As potential employers we’d look for projects which display good sense of design and quality code. Most of all though, an enthusiasm for the Web. Design mockups that demonstrably solve problems would be good, as would be the tools of IA trade - show us some wireframes or site maps.
Currently, from what we’ve seen in the UK, 3 years experience building websites for a living (or even as a serious hobby) almost always outweighs 3 years being taught web design as a student. Universities need to change this and output more rounded students with better and more relevant skills.
Fairly complex web application tying together a database of content, a front-end of HTML, and a back-end for managing the content, preferably in more than one language and tackling different types of applications (say, a database for a hospital storing medical records and an ecommerce store)
Working examples of diverse sites with a broad range of design esthetics and target audiences/clients
I would like to see less “interactive” work. Often times classes are taught a wide variety of interactive work, DVD menus, screensavers, etc, most of which aren’t applicable to jobs in the field. Maybe this is done to formulate some sort of well roundedness, but it detracts from the specialization.
I would enjoy seeing more website design work that has a purpose or aims to solve a problem. I won’t hire someone who makes things look pretty alone, they need to back that design up with a real message that gets communicated well.
I would like to see a student have an understand of the usable nature of the Web. Some portfolio examples I see give me the impression there seems to be a disconnect between student designers surfing the Web sites they use all the day and then building Web sites which I believe they would find themselves hard to use.
We can teach design. We can teach programming. But teaching the merging of design and technology into a usable site is something I haven’t seen addressed in colleges.
I love to see real work that involves clients and customers, not just personal work. I'm really happy whenever I see work that has contributed to K12, higher ed or non-profits.
I want to see their process for how they solve problems. I want to see their workflow.
The problem with show piece portfolios is that you have no idea how much of the work they did, but more importantly how they got to the solution and how long it took them to complete the work. I was once forced to hire someone because their portfolio impressed by boss. The person ended up being one of the worst designers I’ve ever had and I later found out that half the work they presented was the result of work by others on team projects.
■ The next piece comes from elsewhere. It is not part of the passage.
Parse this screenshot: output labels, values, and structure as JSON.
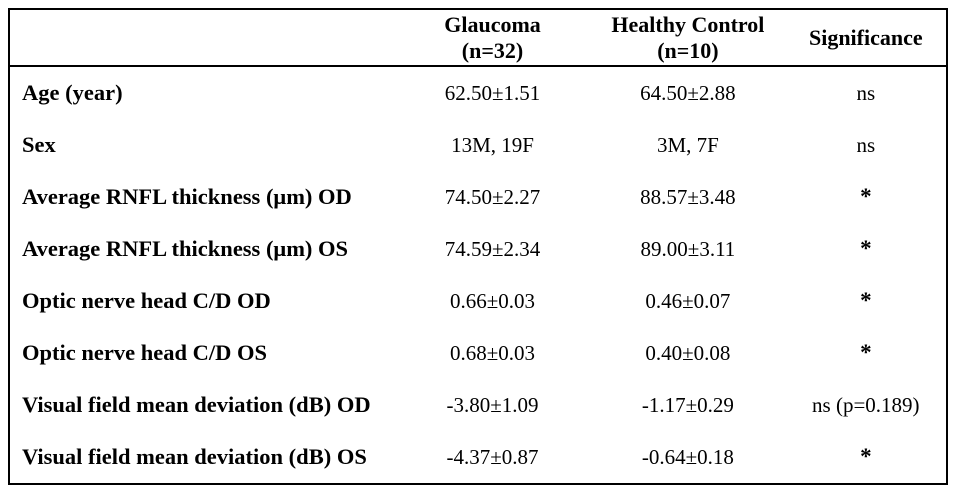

It’s quite depressing, actually. Usually I see the same sort of projects that have been coming out of analog design programs for decades—corporate identities, brochures, marketing campaigns—executed online. Lots of Flash—too much Flash. Very little interface work.
Projects should show a range of skills, independent thinking, knowledge of the project lifecycle, ability to work in teams, high production values, user-centered design, and a strong understanding of web standards.
Evidence of a well-rounded education, a fundamental understanding of responsible design and development that focuses on the needs of the end user, and a genuine curiosity and enthusiasm for continuing to learn and grow. I want to see how their imagination works in both heavily restrained and wide-open atmospheres; I want to get a sense of their instincts. Bottom line: A healthy mix of expressive experimentation and buttoned-down client work (understanding that the client work may be fictional).